Opinionis enim commenta delet dies, naturae judicia confirmat. (For time destroys the fictions of error and opinion, while it confirms the determination of nature and of truth.) Nothing discussed here should sound extravagant. Beijing has proffered wild ideas about the US beginning with the farce about the US Army’s role in the spread of the coronavirus. It does appear that was very likely part of Beijing’s effort to score a political warfare victory. The political warfare attack was method, wrongfully implemented, poorly executed, and absolutely unnecessary. It is all sad and unfortunate. The entire industrialized world is presently caught up with defeating this virus pandemic and doing their best. It is unfortunate that your country suffered first and dearly over it, but despite embarrassment or disappointment, even shame that may cause, that is a reality. That, however, should not be the immediate focus. What the world does not need is the distraction of attacks to deflect culpability. It does not solve the crisis, does not demonstrate goodwill, and does not display an appropriate use of China’s national power along the lines of excellence. If anything, the political warfare attack has resulted in a loss of political currency in the world, which ironically is what China sought to protect with the effort. Lies do not last with age. The truth is usually discovered.
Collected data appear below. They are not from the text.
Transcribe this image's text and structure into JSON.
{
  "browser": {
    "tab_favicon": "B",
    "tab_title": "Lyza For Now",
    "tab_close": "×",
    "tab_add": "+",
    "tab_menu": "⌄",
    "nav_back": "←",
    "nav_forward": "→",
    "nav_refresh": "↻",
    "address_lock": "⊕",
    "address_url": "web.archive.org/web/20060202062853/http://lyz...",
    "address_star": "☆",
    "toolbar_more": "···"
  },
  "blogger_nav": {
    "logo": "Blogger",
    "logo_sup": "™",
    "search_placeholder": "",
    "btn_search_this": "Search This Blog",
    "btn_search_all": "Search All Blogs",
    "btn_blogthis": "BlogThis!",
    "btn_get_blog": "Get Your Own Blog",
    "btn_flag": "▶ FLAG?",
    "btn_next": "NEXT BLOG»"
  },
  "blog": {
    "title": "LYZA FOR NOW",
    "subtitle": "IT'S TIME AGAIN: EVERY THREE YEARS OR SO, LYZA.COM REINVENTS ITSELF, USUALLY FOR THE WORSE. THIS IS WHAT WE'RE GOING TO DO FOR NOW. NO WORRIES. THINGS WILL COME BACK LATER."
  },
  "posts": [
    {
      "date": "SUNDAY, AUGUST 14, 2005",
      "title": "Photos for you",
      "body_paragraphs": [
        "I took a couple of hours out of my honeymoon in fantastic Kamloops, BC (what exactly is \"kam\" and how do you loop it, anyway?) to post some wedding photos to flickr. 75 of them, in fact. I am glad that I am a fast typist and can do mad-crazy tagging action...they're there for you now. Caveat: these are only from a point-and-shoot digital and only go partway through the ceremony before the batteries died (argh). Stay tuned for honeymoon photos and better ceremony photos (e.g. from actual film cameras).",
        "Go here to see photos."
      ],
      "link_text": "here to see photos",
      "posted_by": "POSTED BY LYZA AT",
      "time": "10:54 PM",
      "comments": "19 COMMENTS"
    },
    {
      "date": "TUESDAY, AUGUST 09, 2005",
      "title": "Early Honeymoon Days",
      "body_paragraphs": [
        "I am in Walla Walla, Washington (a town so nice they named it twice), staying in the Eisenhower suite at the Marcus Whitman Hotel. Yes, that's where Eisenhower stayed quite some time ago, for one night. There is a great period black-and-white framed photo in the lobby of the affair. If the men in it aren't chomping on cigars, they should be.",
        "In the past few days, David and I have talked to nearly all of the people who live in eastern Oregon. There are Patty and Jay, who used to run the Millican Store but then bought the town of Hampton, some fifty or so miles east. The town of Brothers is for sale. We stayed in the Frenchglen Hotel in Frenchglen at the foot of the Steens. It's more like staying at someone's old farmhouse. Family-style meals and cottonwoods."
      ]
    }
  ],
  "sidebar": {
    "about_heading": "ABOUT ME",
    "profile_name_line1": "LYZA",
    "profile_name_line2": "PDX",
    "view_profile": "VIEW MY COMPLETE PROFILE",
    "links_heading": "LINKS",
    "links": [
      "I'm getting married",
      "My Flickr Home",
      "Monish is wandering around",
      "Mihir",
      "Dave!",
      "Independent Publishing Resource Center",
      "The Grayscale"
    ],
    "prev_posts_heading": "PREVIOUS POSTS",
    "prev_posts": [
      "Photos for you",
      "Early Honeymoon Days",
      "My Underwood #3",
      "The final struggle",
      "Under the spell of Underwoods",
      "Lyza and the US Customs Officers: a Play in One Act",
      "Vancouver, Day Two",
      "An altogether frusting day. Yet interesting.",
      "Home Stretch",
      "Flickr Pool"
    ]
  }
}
China is a great nation, a nation of great achievements, and it certainly has ambitions to accomplish even greater things. However, at the present, with the exception of Xi’s telephone call to Trump, it is not acting as such. Hopefully, his words have set the true course for the Chinese government from this point on. Indeed, rather than focusing on what has occurred emotionally and ascribing fault, and igniting discourse over a farce, China’s focus should be finding solutions. That would greatly impress the world. When a solution is found, that will garner far more praise than reproach for fault. If establishing a positive image for itself has become some immutable cause, China might show the world just how hard at work it is in finding that solution as a good member of the community of nations. Again, achievements made in that direction will shape the image of China not political warfare. Deus hæc fortasse benigna reducet in sedem vice. (Perhaps God by some gracious change, will restore things to their proper place.)